The Title “First” Given to the Fifth Commandment
September 1, 2024•290 words
In the amplification of this reason, the apostle calls the commandment of honoring parents the “first commandment with promise,” [Eph. 6:2] to show that it is the first which has a particular promise added to it, so it is the first that God gave of any duty to be performed to man. The very order of the Decalogue shows the truth of this. The reason is clear; honor due to parents is the ground of all the duties required in the second table, for if duty is not performed to those who we are bound to by some peculiar bond, may we think that it will be performed to those who we are bound to at large? Now our parents are the persons to whom we are first and most obligated of all, and to whom we owe our first duty.
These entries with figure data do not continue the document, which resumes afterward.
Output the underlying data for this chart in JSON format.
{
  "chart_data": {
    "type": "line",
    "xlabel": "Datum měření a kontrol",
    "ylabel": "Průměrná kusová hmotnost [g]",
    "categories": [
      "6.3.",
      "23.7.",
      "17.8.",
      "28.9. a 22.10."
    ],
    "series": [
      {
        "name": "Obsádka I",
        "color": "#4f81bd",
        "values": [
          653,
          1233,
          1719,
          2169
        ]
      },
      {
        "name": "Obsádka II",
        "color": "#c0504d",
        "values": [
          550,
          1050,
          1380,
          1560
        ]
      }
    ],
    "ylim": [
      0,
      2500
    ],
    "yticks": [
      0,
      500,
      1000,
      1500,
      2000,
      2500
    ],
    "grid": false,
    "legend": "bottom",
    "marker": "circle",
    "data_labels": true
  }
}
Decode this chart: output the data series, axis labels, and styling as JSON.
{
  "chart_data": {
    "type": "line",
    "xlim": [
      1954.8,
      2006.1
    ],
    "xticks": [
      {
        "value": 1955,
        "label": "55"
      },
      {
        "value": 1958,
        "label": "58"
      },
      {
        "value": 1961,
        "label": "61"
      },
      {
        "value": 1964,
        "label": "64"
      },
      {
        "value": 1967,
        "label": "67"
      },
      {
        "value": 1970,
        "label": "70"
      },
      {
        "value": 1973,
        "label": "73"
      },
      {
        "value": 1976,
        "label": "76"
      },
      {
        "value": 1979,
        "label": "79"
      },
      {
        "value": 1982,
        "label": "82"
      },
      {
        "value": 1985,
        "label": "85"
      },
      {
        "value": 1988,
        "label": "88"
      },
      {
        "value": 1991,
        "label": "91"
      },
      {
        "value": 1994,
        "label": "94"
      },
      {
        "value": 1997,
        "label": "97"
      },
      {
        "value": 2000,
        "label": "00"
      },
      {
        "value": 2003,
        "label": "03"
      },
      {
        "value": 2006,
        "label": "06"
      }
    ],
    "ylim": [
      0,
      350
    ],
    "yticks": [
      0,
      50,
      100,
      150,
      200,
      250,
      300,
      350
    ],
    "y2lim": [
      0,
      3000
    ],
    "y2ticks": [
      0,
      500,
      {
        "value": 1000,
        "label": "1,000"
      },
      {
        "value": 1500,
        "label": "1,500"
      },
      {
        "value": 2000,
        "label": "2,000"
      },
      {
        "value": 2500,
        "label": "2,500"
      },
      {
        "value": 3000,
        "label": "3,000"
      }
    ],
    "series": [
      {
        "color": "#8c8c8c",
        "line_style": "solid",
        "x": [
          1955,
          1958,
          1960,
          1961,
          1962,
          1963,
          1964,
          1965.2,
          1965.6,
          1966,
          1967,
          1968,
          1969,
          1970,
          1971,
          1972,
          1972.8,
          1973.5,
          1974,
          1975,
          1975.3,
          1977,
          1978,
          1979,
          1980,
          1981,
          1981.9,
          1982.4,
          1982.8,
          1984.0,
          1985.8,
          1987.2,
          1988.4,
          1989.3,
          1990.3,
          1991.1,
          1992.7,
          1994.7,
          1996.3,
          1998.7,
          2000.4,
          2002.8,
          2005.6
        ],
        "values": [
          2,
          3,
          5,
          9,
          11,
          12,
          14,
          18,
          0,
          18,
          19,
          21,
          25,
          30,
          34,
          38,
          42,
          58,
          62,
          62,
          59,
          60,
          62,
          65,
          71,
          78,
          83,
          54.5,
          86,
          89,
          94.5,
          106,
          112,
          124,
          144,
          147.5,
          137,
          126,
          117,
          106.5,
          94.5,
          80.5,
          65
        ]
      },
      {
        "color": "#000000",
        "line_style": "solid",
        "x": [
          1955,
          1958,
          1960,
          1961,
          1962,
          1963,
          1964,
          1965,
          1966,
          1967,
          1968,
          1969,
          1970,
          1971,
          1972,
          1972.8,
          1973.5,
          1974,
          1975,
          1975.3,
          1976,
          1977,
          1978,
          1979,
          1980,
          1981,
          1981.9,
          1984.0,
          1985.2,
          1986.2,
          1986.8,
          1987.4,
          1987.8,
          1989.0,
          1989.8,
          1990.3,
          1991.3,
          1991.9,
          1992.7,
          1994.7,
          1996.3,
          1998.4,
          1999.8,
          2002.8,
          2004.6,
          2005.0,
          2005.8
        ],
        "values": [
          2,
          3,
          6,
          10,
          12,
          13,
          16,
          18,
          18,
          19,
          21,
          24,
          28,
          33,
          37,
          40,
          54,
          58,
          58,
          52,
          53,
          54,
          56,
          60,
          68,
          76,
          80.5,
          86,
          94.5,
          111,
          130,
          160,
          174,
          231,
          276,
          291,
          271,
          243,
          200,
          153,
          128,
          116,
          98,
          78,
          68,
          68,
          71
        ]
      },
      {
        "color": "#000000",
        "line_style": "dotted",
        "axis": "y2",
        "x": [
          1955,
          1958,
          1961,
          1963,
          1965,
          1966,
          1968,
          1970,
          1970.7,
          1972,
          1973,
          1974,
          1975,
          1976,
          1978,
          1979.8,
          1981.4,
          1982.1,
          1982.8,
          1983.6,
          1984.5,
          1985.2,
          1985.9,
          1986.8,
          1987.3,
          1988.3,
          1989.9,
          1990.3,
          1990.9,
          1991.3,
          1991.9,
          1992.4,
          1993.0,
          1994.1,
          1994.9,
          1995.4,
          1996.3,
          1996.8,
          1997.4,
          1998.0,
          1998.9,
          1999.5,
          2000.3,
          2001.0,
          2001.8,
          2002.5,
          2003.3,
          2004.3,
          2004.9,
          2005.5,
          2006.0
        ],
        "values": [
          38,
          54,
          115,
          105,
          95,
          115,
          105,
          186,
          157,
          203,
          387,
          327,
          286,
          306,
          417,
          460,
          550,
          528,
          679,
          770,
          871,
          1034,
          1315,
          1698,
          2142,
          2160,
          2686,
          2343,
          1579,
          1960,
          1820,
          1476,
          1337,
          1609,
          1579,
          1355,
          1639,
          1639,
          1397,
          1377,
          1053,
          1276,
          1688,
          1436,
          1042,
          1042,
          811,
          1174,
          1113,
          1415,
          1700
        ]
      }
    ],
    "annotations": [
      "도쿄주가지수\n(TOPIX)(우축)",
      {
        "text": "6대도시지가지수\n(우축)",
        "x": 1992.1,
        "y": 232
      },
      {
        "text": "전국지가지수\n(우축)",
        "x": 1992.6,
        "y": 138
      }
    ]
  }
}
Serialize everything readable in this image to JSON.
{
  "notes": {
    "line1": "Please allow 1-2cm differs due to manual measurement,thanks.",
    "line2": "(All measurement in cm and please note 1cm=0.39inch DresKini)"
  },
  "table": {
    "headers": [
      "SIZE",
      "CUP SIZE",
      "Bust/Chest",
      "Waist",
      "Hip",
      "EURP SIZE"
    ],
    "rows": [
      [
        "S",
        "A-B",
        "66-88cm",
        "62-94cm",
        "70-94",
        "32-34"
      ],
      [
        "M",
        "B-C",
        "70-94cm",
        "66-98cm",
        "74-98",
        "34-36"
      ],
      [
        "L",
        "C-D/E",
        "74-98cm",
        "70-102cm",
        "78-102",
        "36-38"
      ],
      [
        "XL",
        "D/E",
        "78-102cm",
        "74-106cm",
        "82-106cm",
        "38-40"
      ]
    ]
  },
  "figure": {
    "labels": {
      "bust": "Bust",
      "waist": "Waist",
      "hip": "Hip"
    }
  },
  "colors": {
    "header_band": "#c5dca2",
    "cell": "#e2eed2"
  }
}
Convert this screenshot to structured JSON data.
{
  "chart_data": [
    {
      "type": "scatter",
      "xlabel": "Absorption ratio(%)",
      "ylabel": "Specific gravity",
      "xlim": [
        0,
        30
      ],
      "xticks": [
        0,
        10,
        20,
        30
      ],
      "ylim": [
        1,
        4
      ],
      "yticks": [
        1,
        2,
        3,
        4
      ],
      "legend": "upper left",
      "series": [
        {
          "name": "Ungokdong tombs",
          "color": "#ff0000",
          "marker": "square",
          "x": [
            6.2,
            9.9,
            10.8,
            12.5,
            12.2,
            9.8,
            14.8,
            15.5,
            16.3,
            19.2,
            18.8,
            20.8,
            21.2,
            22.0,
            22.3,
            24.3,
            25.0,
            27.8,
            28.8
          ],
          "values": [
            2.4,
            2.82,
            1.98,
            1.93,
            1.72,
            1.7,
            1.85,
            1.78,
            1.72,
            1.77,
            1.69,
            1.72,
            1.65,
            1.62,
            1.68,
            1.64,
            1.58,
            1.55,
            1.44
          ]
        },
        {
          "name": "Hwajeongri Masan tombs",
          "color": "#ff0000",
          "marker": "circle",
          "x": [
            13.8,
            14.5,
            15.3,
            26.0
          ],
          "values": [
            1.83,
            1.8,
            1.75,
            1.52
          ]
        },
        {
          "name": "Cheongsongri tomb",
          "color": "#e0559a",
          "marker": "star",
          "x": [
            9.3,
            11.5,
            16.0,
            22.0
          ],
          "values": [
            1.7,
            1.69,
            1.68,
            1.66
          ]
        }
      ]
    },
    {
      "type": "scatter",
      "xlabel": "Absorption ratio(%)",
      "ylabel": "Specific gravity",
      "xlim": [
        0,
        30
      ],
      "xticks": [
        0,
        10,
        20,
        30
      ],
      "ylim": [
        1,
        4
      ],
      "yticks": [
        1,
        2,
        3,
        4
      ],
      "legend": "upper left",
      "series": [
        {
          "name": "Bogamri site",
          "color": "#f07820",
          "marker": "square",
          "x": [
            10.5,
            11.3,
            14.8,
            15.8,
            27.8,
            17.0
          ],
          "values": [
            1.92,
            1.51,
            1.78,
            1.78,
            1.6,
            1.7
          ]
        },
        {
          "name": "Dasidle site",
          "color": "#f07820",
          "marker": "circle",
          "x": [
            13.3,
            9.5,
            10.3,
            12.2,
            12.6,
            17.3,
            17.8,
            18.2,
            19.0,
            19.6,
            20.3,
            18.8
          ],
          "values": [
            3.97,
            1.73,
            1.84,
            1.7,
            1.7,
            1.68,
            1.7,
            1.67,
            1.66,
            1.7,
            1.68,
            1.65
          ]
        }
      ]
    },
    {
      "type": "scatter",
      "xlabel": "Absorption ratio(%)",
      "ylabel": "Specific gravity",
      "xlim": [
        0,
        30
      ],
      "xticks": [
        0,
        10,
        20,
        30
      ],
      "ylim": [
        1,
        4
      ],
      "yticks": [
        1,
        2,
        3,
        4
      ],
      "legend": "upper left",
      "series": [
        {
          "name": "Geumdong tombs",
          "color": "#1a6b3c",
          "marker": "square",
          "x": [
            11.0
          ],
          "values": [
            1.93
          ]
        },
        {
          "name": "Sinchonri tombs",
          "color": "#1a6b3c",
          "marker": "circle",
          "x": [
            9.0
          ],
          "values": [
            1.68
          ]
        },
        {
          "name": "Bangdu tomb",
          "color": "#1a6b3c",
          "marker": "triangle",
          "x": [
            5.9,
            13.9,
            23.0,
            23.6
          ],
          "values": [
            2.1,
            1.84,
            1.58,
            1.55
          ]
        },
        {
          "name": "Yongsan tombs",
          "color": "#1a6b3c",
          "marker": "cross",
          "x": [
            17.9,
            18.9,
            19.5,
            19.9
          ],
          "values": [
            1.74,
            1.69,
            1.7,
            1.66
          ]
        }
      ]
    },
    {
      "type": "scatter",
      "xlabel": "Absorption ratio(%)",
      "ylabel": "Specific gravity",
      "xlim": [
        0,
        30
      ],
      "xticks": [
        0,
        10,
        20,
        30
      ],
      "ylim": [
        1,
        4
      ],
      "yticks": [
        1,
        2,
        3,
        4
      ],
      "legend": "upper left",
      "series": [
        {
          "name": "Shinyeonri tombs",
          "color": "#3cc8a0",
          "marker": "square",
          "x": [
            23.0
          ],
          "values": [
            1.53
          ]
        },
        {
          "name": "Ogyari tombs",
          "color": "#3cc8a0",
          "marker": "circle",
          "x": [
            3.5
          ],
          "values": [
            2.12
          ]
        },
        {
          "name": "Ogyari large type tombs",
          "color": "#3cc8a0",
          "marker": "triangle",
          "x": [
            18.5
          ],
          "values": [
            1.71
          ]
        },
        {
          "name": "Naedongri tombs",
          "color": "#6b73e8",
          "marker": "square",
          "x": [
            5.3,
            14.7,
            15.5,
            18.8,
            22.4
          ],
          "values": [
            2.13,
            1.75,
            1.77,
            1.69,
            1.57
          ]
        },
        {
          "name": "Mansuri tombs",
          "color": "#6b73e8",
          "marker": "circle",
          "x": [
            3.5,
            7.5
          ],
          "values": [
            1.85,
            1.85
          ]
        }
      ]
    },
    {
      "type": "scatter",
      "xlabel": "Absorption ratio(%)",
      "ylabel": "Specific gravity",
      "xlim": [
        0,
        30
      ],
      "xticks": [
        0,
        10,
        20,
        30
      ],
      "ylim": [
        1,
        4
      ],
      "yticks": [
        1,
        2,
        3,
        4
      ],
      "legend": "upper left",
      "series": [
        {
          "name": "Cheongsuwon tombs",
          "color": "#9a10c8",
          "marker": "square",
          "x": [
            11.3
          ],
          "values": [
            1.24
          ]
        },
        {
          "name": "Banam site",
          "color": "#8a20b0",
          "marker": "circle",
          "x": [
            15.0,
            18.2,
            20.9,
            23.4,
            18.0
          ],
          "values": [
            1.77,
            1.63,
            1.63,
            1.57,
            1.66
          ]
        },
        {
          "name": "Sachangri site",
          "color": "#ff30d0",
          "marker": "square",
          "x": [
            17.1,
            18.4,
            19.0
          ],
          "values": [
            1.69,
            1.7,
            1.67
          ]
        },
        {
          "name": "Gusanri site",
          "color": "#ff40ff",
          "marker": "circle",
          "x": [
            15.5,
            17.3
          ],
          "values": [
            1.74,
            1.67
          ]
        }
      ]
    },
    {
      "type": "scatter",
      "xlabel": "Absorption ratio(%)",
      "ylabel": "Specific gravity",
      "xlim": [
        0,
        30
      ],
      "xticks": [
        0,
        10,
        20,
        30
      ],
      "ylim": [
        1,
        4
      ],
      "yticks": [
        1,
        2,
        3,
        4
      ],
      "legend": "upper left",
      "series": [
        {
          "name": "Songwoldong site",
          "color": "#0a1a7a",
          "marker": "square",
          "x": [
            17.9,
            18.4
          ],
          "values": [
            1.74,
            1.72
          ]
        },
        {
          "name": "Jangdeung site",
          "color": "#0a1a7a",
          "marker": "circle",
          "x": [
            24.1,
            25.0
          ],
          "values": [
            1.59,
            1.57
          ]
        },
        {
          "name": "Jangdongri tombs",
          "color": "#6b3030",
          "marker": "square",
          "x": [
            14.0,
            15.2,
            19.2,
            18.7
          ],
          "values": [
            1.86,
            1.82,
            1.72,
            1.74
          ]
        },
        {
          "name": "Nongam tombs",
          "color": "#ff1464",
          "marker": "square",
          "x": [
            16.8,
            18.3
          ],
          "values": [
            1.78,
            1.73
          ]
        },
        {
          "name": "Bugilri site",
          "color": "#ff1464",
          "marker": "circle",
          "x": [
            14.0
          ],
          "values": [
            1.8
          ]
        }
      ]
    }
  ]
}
They therefore who are rebellious against their parents, and refuse to do their duty to them, will hardly perform duty to any other. There is little hope that a disobedient child will prove a profitable member in church or nation. Absalom, who was a rebellious child, proved only to be a traitorous subject, and Hophni and Phinehas, who refused to hear the voice of their father, proved only sacrilegious priests. Therefore, if we aim to conscientiously keep any precept of the second table of the law—and we should keep all, for the same Lawmaker gave all, and Christ has said that “the second” table is “like unto” the first (Matt. 22:39)—then this command of honoring father and mother should be kept above the rest, at least if we may make distinctions about keeping any.
—William Gouge, 'Building a Godly Home vol. 3: A Holy Vision for Raising Children', 80–81.